Verdiğimiz sözü tutarak İzmirlileri vaktinde Buca Metrosuyla buluşturacağız.
457 YENİ OTOBÜSÜ
FİLOMUZA KATTIK
İzmir’in toplu ulaşımında en büyük paya sahip olan Kurumu ESHOT Genel Müdürlüğü, bu zorlu yılda toplu ulaşımda yepyeni çözümler sundu. Pandemi boyunca toplu ulaşım kuruluşlarımızdaki hasılat kaybı en az 745 Milyon lira olmasına rağmen yatırımlarımızı durdurmadık.652 Milyon TL bedel ile ESHOT tarihinin en kazançlı yatırımını yaparak 457 yeni otobüsü filomuza kattık. Bu alımlar ile birlikte her gün servis veren araçlarımızda 5,47 yaş ortalamasını yakaladık ve Avrupa’nın en genç otobüs filolarından birini kurduk. Genç filomuz meyvesini yılda 6 milyon litre daha az akaryakıt tüketerek verdi. Bu da yaklaşık 114 milyon liralık bir tasarruf anlamına geliyor. Öte yandan, atölyemizde emekçilerimizin alın teri ve öz kaynaklarımızla 426 otobüsümüzü motorundan koltuğuna kadar tümüyle yeniledik. Otobüs filomuzun tamamının engelli erişimine uygun olması en büyük iftiharımızdır. Buna ek olarak filomuzdaki 126 otobüsümüzde revizyona giderek aynı anda iki adet tekerlekli sandalyeyi bulundurma olanağı sağladık. Toplu ulaşımda engelleri ortadan kaldıran bir mobil uygulamayı öz kaynaklarımızla geliştirdik ve görme engelli vatandaşlarımızın otobüslerimize sorunsuz binmesini sağladık. Genişleyen hat ağını iyileştirme çalışmaları ile birlikte 23 yeni hattı daha hizmete sunduk ve 2021’de toplam hat sayımızı 363’e yükselttik.
ESNAFIMIZLA BİRLİKTE
ÇALIŞIYORUZ
Kentin tüm yerleşim yerlerinin erişim ihtiyacını karşılayabilmek adına, taşıma birlik ve kooperatiflerimizle, esnafımızla birlikte çalışıyoruz.

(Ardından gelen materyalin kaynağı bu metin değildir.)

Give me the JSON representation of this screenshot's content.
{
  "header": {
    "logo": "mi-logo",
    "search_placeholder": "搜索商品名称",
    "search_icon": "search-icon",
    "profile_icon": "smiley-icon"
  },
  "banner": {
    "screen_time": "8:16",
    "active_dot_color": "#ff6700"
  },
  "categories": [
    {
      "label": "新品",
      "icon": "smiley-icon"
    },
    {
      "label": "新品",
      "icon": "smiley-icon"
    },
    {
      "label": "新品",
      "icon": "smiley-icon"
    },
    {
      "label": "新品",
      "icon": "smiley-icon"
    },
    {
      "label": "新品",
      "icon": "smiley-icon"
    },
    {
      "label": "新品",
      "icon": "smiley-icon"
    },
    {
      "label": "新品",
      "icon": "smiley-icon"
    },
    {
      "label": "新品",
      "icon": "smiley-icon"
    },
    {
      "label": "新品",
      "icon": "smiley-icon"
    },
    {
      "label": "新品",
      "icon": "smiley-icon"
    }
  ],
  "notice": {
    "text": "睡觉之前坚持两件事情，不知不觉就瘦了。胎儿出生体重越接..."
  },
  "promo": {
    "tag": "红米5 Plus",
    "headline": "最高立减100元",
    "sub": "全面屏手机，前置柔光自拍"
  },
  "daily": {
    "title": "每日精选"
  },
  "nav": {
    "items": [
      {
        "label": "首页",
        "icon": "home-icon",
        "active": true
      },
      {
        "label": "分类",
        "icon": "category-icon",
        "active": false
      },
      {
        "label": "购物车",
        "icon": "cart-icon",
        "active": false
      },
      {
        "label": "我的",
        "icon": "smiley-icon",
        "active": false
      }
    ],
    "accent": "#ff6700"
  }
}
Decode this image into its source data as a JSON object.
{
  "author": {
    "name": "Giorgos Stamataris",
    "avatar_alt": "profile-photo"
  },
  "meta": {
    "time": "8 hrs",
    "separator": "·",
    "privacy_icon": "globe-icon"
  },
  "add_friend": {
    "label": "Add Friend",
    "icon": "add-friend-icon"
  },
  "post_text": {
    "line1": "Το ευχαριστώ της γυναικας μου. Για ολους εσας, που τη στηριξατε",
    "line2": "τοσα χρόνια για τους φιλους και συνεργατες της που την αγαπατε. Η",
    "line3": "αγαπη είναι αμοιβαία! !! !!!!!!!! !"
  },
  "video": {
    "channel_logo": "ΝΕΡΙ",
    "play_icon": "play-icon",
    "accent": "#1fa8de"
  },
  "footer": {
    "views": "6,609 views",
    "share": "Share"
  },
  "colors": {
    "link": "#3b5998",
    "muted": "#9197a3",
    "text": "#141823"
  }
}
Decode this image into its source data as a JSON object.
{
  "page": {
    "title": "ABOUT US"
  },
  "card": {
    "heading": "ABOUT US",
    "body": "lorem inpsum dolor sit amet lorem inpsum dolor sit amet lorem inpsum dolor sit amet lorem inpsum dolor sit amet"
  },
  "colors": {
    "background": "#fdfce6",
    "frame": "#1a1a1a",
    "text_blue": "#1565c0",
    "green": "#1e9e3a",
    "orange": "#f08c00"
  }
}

Seferihisar’da başlattığımız ve Kiraz’a taşıdığımız “İZTAŞIT” projemiz, yakında Menemen ve İzmir’in diğer ilçelerine de ulaşacak.
TARİFELERDEN YÜZDE 50
İNDİRİMLİ YARARLANMASINI SAĞLADIK
Göreve geldiğimiz günden bugüne yüzde 336 oranında akaryakıt
artışı yaşanmasına karşılık bizler pandemi ve hayat pahalılığı ile iyice beli
bükülen halkımızın yanında olduk. Nisan 2019’dan Aralık 2021’e kadar toplu
ulaşım tarifelerini artırmadık. Tersine, Halk Taşıt uygulaması ile
vatandaşımızın tarifelerden yüzde 50 indirimli yararlanmasını sağladık ve bu
uygulamayı sürdürüyoruz.
OTOPARK SORUNUNDA
ÇÖZÜME ADIM ADIM İLERLEDİK
Göreve gelirken İzmir’in otopark sorununu çözmek için söz
vermiştim. Geçtiğimiz birkaç yıl içinde bu hedefe doğru adım adım ilerledik.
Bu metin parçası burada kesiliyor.